In Zürich kam mir die Idee eines neuen Gesellschaftsvertrags zwischen den Alteingesessenen und den Zugezogenen wie auch die Idee eines Kongresses, wohin Delegierte aus allen Bevölkerungsschichten strömen würden, um eine Bestandsaufnahme der Gesellschaft zu machen und das Manifest für eine neue Schweiz vorzustellen. Ich zog den Vergleich zu Lenins und Trotzkis Konferenz in Zimmerwald bei Bern vor hundert und einem Jahr – ich hoffe, meine Ironie wurde verstanden. Gleichzeitig zeigte ich mich unnachgiebig gegenüber der roten Wiese mit dem weissen Kreuz darauf, wo weisse Schäfchen ein schwarzes Schaf hinauskicken. Das ist die Gesellschaftsutopie der rechten Partei SVP, mit solchen Plakaten klebt sie regelmässig das ganze Land zu. An meiner kompromisslosen Ablehnung merkte ich dann den Widerspruch – dass ich keine ideale Besetzung für eine Delegierte wäre, die mit der SVP zu einem Konsens wohl kommen müsste.
Als die Fotografin uns in der Hitze am schattigen Sihlufer knipste, gingen ein paar Jugendliche vorbei, sie riefen uns etwas Überfreundliches zu, das durchaus gerade das Gegenteil davon bedeuten könnte – so interpretierte ich das zumindest. Jetzt stossen sie uns in den Fluss, sagte ich zu Blend, und dieser erwiderte mit einer wachsamen Schnelligkeit: Man muss immer mit allem rechnen.

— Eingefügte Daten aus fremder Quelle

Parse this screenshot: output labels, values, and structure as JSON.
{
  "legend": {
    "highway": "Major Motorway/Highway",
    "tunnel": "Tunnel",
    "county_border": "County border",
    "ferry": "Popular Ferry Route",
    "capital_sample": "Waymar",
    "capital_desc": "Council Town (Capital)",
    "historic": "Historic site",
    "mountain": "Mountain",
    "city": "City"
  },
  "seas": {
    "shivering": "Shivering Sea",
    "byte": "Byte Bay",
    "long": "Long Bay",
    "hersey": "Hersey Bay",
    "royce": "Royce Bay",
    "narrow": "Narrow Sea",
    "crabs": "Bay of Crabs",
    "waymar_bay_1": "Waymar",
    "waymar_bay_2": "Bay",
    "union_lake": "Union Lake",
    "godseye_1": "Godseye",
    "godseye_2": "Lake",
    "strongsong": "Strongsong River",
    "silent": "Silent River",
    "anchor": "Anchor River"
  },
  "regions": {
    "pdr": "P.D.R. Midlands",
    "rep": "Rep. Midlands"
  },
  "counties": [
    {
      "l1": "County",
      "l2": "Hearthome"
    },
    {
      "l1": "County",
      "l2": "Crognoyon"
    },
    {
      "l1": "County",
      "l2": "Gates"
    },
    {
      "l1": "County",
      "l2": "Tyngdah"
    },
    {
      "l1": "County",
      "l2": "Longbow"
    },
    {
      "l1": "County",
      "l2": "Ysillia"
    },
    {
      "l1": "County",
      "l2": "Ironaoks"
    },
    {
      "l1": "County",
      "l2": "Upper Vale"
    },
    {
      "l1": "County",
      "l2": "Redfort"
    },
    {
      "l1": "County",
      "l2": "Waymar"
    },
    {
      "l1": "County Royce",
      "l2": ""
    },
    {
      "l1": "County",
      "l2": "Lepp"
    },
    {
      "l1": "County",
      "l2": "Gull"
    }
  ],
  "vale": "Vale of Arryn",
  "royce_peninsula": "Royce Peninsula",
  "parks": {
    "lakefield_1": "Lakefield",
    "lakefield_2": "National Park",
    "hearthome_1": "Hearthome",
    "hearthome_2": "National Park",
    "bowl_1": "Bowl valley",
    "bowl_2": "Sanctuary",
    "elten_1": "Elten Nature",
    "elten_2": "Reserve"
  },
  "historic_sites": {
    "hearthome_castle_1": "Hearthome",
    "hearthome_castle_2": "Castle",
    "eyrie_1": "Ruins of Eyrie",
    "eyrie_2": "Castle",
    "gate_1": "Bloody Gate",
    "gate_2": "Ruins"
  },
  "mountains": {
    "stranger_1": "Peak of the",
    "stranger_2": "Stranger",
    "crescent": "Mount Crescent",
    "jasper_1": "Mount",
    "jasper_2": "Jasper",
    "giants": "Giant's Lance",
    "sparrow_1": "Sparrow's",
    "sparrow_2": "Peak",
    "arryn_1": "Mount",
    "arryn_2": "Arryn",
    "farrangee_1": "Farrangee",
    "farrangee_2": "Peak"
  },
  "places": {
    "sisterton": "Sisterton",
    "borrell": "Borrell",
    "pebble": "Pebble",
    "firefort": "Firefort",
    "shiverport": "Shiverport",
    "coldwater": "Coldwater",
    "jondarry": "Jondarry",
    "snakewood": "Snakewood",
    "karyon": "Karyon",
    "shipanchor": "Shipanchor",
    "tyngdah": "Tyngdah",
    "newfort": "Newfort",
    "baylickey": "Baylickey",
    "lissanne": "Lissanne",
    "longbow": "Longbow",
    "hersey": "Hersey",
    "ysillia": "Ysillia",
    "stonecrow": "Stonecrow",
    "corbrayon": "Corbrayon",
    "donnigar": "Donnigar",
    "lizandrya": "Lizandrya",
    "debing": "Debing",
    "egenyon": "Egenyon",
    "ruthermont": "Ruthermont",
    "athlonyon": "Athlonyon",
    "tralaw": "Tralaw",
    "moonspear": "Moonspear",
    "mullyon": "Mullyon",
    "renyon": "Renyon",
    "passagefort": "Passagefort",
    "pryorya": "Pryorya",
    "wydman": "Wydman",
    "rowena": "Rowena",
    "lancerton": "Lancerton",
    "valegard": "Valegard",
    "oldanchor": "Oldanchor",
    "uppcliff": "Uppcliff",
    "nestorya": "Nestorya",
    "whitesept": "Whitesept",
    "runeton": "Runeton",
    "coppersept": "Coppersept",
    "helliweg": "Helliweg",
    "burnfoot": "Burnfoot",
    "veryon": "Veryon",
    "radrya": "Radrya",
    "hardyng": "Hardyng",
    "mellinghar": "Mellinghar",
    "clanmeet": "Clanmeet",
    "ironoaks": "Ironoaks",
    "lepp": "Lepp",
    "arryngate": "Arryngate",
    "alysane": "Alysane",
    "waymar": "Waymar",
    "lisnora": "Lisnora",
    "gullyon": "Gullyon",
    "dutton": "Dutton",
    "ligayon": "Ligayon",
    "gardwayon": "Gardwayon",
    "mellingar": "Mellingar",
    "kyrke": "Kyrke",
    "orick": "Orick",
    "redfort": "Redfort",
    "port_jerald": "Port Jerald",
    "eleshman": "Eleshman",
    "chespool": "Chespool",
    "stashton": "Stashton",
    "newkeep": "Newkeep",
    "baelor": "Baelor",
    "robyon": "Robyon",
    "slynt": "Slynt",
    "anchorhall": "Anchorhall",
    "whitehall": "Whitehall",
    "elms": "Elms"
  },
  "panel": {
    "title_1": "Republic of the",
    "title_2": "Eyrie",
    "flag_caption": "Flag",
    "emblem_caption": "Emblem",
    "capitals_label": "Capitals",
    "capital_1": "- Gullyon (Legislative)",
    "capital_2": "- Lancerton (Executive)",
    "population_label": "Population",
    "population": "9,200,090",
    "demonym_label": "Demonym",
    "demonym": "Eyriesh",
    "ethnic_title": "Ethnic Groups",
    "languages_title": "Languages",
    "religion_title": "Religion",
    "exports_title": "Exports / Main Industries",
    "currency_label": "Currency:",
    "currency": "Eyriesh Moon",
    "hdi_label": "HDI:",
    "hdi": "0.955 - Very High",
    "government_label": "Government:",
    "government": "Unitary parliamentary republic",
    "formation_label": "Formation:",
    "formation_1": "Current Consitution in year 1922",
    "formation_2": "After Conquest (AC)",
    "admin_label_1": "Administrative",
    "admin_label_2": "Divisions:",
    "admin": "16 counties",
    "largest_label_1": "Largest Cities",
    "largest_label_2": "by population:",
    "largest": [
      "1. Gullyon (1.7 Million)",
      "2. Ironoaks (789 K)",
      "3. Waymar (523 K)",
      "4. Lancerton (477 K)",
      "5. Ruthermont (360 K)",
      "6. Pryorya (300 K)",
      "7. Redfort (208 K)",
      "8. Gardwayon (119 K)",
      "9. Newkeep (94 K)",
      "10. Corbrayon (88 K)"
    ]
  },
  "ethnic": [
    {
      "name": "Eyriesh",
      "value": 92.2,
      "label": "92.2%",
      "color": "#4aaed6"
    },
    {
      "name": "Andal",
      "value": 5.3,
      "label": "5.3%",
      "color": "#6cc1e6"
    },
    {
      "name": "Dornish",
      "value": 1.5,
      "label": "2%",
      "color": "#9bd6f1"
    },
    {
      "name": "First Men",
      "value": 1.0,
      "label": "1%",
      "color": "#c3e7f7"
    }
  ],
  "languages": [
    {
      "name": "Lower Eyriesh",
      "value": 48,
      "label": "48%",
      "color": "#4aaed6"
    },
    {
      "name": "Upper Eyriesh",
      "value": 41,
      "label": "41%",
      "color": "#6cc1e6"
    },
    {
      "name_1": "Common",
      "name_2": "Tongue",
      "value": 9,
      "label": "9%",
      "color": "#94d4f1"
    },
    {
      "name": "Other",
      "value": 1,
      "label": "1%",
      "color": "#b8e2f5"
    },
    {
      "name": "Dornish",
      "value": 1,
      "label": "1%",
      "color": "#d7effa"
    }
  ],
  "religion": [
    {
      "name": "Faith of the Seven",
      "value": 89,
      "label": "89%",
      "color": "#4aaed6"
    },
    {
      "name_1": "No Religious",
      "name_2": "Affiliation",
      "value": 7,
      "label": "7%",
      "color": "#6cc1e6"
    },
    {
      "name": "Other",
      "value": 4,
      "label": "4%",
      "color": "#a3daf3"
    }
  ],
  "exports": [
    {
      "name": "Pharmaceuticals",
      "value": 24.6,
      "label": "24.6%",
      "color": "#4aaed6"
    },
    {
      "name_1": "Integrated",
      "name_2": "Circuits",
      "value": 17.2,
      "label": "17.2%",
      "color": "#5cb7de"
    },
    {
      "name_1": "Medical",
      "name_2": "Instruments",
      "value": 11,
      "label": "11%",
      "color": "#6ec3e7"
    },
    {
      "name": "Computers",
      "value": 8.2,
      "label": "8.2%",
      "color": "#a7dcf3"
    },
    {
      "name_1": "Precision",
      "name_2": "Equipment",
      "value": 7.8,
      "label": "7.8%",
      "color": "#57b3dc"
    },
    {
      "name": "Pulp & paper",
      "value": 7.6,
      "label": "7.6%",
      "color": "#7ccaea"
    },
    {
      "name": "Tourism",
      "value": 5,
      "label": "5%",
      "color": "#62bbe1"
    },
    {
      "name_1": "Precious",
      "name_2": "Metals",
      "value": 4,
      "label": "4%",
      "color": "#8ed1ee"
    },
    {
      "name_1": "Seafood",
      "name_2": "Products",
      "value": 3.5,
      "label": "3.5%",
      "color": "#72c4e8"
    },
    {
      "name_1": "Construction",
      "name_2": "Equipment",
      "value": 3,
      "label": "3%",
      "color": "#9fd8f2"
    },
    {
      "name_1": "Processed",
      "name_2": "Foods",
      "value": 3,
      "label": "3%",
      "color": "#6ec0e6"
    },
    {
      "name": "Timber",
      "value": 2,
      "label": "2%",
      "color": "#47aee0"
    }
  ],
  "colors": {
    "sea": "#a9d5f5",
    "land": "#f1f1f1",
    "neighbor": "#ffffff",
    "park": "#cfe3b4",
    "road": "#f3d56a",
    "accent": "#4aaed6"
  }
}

Dann fuhr ich nach Basel und ging ins Schwimmbad. Viele Sommer lang sah ich dort eine unnahbar wirkende ältere Frau und ich fragte mich, wer sie sei. Auch jetzt war sie dort, der kontrollierte schlanke Körper mit durchgestreckter Wirbelsäule trug den Kopf wie ein Juwel. Und es zeigte sich – mit Recht. Als mein Sohn aus dem Wasser stieg, und ich mit ihm ein paar Worte auf Slowakisch wechselte, geschah etwas Verrücktes mit der Dame. Sie dehnte sich noch mehr in die Länge und erzitterte, als würde sich der bewusste Körper leichtsinnig auf Flügel aus der Vorzeit besinnen und in die Luft abheben und rief aufgewühlt: Slowakisch! Und weg war die Unnahbarkeit. Eine Liebesgeschichte mit einem Slowaken aus fernen Zeiten brach aus der Berlinerin heraus.
Seitdem reden wir miteinander am Beckenrand. Sie betont, sie sei vor Jahrzehnten nicht mit dem Ziel hierhergekommen, in der Schweiz zu leben, sondern wegen einer Stelle als Ärztin. Sie sei deutsch und bleibe deutsch. Sie scheint nicht an der unvollkommenen helvetischen Einwanderungsgesellschaft zu leiden. Meine Theorien über Zimmerwald und Gesellschaftsvertrag warf sie mit einer schlichten Geste ins Wasser: Dieses Schwimmbad ist doch das Gesellschaftsideal! Und auf einmal sah ich das verwirklicht, was ich so verkrampft in der Zukunft gesucht hatte.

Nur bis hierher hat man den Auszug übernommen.